Comme exemple du nouveau cadre devant (ne surtout pas) organiser la lutte : la mise en place des comités régionaux, l’attrition organisée des unions locales, la création de syndicats de bassin d’emploi, la formation des militants au cadre du dialogue social organisé par le patron etc. … Tout cela au motif que les interlocuteurs du monde du travail avaient changé et qu’il fallait s’adapter à
celui-ci. A n’en pas douter, le patronat ne dormait plus la nuit de cette nouvelle organisation. C’était être sourd, aveugle, et surtout convaincu de la nécessité d’adopter une posture raisonnable, que de ne pas voir que les honnêtes militants, celles et ceux confrontés au quotidien aux patrons qui
détruisent des emplois, s’abreuvent d’argent public à plus soif, et dégagent des profits sans commune mesure, que ces honnêtes militants resteraient l’arme au pied, acceptant les PSE, les accords d’entreprises sur la baisse des salaires et la remise en cause des 35h. Ceux là ont, par un
mouvement pavlovien inconscient, décidé que non, ils ne se laisseraient pas confisquer leur outil de lutte qu’est la CGT.
Et c’est totalement ce qui s’est déroulé au 53ème congrès de la CGT.

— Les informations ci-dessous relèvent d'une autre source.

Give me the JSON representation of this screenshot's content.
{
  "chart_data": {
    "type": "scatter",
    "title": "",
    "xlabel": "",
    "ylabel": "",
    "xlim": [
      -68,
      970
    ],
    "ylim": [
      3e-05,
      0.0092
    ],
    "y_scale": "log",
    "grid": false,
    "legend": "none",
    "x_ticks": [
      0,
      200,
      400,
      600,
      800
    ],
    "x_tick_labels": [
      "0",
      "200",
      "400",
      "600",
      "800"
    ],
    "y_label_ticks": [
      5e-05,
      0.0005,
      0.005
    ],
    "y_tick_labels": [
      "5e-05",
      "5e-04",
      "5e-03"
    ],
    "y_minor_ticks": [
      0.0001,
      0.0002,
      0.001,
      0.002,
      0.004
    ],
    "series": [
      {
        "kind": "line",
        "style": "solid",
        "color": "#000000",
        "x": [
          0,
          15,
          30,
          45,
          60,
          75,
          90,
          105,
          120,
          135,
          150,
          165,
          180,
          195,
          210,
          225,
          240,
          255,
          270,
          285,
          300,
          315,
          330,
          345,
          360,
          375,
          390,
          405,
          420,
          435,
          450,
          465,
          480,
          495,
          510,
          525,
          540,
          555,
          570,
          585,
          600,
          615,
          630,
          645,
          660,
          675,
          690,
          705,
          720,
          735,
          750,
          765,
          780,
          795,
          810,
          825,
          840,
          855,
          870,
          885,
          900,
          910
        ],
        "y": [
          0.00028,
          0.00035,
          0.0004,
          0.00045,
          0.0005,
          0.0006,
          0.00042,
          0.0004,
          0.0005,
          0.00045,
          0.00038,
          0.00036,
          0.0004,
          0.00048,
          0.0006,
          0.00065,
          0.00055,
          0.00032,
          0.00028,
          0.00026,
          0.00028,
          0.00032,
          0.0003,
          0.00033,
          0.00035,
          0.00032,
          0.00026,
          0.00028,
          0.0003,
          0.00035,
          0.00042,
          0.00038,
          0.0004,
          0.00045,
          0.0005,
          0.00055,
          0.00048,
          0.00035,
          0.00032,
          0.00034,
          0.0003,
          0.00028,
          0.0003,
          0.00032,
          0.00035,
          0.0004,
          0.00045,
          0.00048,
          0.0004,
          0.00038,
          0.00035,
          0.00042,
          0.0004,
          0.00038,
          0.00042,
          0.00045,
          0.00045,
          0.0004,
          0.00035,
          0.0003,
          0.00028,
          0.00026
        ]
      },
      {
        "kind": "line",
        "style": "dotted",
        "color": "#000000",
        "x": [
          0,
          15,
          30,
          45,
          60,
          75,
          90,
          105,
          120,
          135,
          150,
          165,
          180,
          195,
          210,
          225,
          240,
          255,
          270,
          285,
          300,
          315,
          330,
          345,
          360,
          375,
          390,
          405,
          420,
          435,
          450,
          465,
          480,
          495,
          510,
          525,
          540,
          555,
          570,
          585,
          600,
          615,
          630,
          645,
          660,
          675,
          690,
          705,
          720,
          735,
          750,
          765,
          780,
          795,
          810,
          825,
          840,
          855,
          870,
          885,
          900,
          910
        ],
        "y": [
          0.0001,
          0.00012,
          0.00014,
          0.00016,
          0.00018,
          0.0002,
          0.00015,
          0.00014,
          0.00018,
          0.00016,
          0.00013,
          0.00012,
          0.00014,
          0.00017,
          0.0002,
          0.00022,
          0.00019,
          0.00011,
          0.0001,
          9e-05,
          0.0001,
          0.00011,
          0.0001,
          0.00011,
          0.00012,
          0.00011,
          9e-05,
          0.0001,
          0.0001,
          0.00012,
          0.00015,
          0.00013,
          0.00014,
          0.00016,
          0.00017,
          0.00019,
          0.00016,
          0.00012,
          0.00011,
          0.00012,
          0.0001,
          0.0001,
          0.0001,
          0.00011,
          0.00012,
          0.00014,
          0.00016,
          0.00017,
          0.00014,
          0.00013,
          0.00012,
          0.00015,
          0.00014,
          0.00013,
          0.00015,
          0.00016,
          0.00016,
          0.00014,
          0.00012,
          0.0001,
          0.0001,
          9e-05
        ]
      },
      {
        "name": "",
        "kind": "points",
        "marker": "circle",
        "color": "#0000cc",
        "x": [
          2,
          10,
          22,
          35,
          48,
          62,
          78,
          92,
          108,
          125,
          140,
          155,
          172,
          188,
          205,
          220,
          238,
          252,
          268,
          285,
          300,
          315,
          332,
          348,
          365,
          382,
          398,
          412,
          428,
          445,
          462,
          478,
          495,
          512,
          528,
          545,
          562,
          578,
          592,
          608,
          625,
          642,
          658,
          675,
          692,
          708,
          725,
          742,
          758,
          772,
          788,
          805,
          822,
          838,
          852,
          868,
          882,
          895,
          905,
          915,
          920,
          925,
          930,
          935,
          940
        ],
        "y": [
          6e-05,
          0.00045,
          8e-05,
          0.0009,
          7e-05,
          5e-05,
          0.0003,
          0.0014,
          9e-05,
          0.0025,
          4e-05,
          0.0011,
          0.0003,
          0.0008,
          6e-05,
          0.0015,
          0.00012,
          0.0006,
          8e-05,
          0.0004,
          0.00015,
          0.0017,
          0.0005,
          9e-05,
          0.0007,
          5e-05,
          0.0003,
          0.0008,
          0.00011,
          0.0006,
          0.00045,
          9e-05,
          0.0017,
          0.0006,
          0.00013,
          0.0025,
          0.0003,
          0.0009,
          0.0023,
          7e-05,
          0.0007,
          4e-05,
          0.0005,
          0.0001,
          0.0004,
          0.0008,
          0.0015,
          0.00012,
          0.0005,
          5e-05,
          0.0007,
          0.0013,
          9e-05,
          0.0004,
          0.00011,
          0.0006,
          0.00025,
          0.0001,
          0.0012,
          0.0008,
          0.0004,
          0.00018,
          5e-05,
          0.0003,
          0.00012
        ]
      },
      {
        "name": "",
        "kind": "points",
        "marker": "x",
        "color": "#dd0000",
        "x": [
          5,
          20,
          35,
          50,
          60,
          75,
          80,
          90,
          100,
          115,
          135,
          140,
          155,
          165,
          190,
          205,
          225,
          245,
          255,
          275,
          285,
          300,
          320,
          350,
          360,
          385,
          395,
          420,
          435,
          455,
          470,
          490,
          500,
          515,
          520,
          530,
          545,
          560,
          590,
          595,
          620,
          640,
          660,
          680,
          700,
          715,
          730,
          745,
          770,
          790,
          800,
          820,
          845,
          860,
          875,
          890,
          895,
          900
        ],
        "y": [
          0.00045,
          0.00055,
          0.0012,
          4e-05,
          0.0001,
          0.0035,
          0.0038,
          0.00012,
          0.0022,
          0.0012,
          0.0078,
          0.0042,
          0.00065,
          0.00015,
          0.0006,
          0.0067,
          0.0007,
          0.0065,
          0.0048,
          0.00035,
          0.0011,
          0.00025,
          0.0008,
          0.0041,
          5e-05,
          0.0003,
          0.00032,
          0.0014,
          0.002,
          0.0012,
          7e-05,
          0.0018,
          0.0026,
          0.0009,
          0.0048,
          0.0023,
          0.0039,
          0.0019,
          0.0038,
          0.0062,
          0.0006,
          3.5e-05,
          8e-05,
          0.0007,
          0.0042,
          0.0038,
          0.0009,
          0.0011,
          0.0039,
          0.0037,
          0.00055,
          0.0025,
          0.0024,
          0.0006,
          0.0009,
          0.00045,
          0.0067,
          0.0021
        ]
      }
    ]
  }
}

Pourquoi le Congrès s’est mal passé?
Pour des militants chevronnés, quand un congrès est annoncé comme compliqué, nous savons que la méthode le plus souvent employée consiste à préparer au mieux pour faire en sorte que la crise ne finisse pas en éruption, tout en tentant de garder la main. Si ce n’est pas chose facile, et bien des récits de congrès nous le prouvent, ce n’est pas impossible. Je vous en donne même la recette:
• Respecter absolument le cadre statutaire, le moindre pas de côté apparaîtra comme suspect ;
• Ne pas cadenasser les commissions qui permettent d’assurer à tous les participants que les règles seront respectées et que les avis divergents seront pris en compte ;
• Permettre l’expression des congressistes en cadrant scrupuleusement les débats par une présidence de séance sérieuse ;
• Considérer les amendements aux textes présentés ;
• Et enfin bourrer la salle de partisans pour emporter à la fin la victoire et garder la main ;

Et bien de cela, il n’en fut absolument pas question lors du 53ème congrès. A contrario, la direction confédérale sortante a méthodiquement appliqué l’inverse de ce qu’il aurait fallu faire. S’en est consternant de ma fenêtre de primo-congressite, puisque dès que la « machine » du congrès
s’est enclenchée, j’ai pu prédire systématiquement ce qui allait se produire. Et je ne fus pas le seul puisque les oppositions ont facilement pu faire sauter les verrous maladroitement imposés.

Quelques exemples concrets :
•Le règlement du congrès, texte proposé par la CFC sortante, comportait une mention disant que ne pouvaient être candidats que ceux respectant le cadre des critères fixés par le CCN. C’est typiquement anti-statutaire puisque ce congrès est le congrès des syndicats, et que le CCN n’avait pas à fixer quelques critères que ce soit (dans un contexte sans consensus qui plus est) ;

Le bureau du congrès, qui est l’organe de contrôle du bon fonctionnement du congrès, est généralement ouvert aux congressistes volontaires. Mais la CEC sortante a proposé que celui-ci ne soit pas enrichi, laissant penser que cette instance très importante pourrait intervenir dans un sens qui ne serait pas celui des congressistes ;

Les présidences de première et de la dernière séances n’ont pas brillé par leur méthode de distribution de la parole, de respect du temps de parole, se permettant même des commentaires là où la neutralité s’impose ;

Plusieurs cas de contestations d’accès au congrès ont été posés au bureau du congrès, notamment par la fédération du commerce ou sur l’épineux cas de la CGT Police. Il fallut une bronca générale pour que ces situations soient considérées par le bureau du congrès et que les décisions afférentes soient présentées au congrès.

Je passe sur les refus de décompte des votes par mandats levés, la complexité des votes puisque 3 techniques différentes ont été employées (par mandat, par boîtier électronique et par bulletin), les tentatives éhontées de faire taire certains congressistes qui avaient l’audace de huer ces pratiques, ou encore le lancement de séquences vidéo pour renfoncer les demandes d’interventions.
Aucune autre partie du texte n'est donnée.